Считайте, что мы уже добрались до строфы пятидесятой с чем-то – у меня было задумано двенадцать Песен в сто строф каждая. Ричард Джонс послал Фрая в свой кабинет – якобы в наказание за то, что Фрай слишком долго провалялся в постели. Фрай, одетый в ночную пижаму и халат, стоит у двери кабинета, надеясь, что порка, которая его ожидает, будет не слишком жестокой. Приношу вам извинения за позерство и бессмысленные цитаты из всего на свете, от «Антония и Клеопатры» до «На погребение английского генерала сэра Джона Мура». [278] Натужная многослоговость окончаний некоторых строк есть дань Байрону с его куда более успешным комическим использованием гудибрасовой строфы. [279] Мне было пятнадцать лет, только это меня и извиняет.
278
Одна из самых известных в Англии погребальных элегий. Сочинена в 1817 году поэтом и священником Чарльзом Вулфом (1791–1823) в память командующего британскими силами во время Испанской войны за независимость (1808–1814). Известна у нас с начала девятнадцатого века в переводе И. И. Козлова: «Не бил барабан перед смутным полком / Когда мы вождя хоронили…».
279
Речь идет о «ироикомической» поэме «Гудибрас» Сэмюэля Батлера (1612–1680), в которой высмеиваются пуритане, выведенные в образах Гудибраса, лицемерного донкихотствующего рыцаря, и его оруженосца Ральфа. Батлер применил особый ямбический тетраметр, получивший название «гудибрасовой строфы».

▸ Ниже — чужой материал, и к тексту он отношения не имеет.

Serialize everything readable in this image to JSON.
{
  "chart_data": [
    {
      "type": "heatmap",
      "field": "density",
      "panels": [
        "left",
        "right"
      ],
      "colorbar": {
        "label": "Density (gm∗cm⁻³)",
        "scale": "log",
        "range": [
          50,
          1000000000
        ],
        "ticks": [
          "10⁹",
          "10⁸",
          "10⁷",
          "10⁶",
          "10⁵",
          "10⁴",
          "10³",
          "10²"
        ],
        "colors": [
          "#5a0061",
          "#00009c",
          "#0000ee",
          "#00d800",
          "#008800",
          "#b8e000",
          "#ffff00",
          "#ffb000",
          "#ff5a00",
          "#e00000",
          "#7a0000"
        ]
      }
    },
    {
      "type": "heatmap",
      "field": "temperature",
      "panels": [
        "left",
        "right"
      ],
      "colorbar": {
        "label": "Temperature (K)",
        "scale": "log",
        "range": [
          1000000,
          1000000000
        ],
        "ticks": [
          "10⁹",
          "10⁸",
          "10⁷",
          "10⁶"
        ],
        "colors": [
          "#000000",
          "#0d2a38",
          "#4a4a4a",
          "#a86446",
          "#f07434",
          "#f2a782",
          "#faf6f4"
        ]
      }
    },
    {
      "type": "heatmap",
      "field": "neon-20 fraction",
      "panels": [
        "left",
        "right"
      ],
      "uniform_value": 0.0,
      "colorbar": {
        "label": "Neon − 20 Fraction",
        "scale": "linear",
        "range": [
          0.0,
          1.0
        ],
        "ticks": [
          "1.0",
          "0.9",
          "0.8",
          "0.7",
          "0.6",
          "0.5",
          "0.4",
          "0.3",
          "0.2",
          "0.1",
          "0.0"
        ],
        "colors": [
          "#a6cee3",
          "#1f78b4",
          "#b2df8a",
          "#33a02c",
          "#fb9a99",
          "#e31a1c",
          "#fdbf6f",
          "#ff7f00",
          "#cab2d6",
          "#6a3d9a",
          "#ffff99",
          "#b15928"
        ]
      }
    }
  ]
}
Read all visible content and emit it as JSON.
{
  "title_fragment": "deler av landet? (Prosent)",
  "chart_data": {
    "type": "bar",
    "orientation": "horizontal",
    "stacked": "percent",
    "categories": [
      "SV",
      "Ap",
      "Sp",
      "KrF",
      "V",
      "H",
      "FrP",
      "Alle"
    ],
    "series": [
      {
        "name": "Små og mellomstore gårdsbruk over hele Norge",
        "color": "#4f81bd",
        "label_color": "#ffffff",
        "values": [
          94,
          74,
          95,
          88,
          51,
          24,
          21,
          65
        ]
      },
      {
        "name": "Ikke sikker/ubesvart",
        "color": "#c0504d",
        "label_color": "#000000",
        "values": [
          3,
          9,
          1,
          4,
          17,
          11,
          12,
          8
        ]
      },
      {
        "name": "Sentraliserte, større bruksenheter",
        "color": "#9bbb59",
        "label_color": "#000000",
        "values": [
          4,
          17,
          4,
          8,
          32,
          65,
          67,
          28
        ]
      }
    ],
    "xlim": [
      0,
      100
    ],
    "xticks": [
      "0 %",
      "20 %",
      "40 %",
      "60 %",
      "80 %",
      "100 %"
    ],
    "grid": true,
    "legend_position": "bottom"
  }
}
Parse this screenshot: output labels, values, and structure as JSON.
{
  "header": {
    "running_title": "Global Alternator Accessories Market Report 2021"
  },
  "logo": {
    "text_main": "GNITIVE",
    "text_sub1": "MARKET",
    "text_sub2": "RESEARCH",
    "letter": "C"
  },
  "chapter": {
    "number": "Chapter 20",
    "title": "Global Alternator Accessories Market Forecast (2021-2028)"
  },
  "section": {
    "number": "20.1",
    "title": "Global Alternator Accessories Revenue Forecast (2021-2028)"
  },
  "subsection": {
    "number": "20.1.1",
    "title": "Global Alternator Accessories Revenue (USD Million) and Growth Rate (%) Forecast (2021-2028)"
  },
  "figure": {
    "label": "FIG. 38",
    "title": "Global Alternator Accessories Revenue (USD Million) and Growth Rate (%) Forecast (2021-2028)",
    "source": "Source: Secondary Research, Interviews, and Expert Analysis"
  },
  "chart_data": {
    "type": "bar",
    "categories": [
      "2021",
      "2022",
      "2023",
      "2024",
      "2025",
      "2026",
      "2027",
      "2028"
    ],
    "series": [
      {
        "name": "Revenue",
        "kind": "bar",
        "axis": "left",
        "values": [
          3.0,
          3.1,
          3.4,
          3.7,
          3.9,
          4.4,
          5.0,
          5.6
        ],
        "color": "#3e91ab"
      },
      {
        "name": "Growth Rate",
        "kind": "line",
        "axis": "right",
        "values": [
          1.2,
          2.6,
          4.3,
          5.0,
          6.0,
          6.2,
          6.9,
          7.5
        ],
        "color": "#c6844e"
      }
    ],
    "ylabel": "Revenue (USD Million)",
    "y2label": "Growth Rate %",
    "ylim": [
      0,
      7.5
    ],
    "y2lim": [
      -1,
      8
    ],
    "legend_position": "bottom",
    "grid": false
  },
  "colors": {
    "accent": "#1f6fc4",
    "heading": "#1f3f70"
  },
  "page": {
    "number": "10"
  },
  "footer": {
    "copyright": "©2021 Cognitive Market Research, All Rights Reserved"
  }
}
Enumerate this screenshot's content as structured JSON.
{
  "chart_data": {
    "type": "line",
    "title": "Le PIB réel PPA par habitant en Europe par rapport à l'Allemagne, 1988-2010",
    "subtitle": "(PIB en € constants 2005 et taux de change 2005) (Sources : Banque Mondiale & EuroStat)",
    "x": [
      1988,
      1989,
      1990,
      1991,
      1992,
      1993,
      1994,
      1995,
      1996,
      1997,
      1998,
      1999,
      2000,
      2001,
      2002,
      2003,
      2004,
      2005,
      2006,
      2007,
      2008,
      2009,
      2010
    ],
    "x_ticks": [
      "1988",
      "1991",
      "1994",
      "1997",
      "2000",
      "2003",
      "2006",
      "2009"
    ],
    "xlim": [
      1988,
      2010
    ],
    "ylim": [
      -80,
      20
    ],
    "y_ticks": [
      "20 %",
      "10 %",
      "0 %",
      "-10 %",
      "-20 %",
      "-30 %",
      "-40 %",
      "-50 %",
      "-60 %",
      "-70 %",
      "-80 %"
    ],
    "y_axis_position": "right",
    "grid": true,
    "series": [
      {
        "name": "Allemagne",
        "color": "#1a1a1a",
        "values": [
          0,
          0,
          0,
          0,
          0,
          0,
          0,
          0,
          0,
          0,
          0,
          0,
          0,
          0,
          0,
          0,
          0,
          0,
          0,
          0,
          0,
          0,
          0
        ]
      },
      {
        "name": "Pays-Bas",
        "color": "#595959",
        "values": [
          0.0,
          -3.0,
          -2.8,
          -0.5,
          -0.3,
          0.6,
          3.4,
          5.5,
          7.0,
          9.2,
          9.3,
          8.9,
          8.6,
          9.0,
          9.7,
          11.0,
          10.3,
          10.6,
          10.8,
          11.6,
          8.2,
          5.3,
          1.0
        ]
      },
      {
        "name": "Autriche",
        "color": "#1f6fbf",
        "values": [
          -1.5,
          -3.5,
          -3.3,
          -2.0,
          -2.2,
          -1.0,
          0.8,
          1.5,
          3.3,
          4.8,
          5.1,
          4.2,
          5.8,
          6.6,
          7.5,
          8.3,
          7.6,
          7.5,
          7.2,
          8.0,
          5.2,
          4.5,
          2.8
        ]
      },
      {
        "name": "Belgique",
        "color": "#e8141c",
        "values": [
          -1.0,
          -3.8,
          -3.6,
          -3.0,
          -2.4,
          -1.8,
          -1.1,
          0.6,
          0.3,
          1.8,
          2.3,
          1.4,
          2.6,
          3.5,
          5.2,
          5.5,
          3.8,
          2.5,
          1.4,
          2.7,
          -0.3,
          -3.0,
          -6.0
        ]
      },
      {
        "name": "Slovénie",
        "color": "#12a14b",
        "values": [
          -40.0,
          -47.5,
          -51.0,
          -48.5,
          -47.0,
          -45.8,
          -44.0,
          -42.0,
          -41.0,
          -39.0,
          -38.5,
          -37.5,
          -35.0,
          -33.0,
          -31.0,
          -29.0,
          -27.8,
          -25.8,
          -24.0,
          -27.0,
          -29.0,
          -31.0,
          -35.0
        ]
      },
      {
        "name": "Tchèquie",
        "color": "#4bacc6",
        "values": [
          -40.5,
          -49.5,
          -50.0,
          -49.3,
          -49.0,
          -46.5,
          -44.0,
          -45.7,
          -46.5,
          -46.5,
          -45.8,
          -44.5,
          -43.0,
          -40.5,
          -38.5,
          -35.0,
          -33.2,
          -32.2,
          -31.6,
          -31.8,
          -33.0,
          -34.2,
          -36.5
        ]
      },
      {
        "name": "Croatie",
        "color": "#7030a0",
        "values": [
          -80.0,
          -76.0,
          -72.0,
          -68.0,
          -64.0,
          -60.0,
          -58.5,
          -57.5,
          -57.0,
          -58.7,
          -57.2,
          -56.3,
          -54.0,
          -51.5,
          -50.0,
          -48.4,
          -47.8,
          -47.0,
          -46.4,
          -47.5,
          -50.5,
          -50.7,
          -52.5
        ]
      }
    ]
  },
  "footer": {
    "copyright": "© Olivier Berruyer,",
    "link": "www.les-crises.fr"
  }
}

Однако Ричард Джонс вовсе и не думает наказывать нашего героя. Он просит его успокоиться. Им предстоит лишь разговор – братский разговор.
«Ты кофе пьешь? Тогда и торт возьми! Вот так, расслабься!.. Стивен, – я могу Тебя так называть? – я не палач, плетьми Не балуюсь. Но гнобить мелюзгу Не позволяю. Ты только намекни — И я гонителей твоих согну в дугу. К отбою опоздал вчера? Плевать! Сегодня как захочешь ляжешь спать». Что за глаза у Джонса – моря синь! Не Гитлер-монстр глядит на Фрая – брат. Все опасенья прочь, и страх из сердца вынь! Бывало, этот васильковый взгляд Пугал героя нашего. А ныне Смотреть на Джонса Стивен только рад. Милейший, чистый, добрый человек, Какого, право, не сыскать вовек.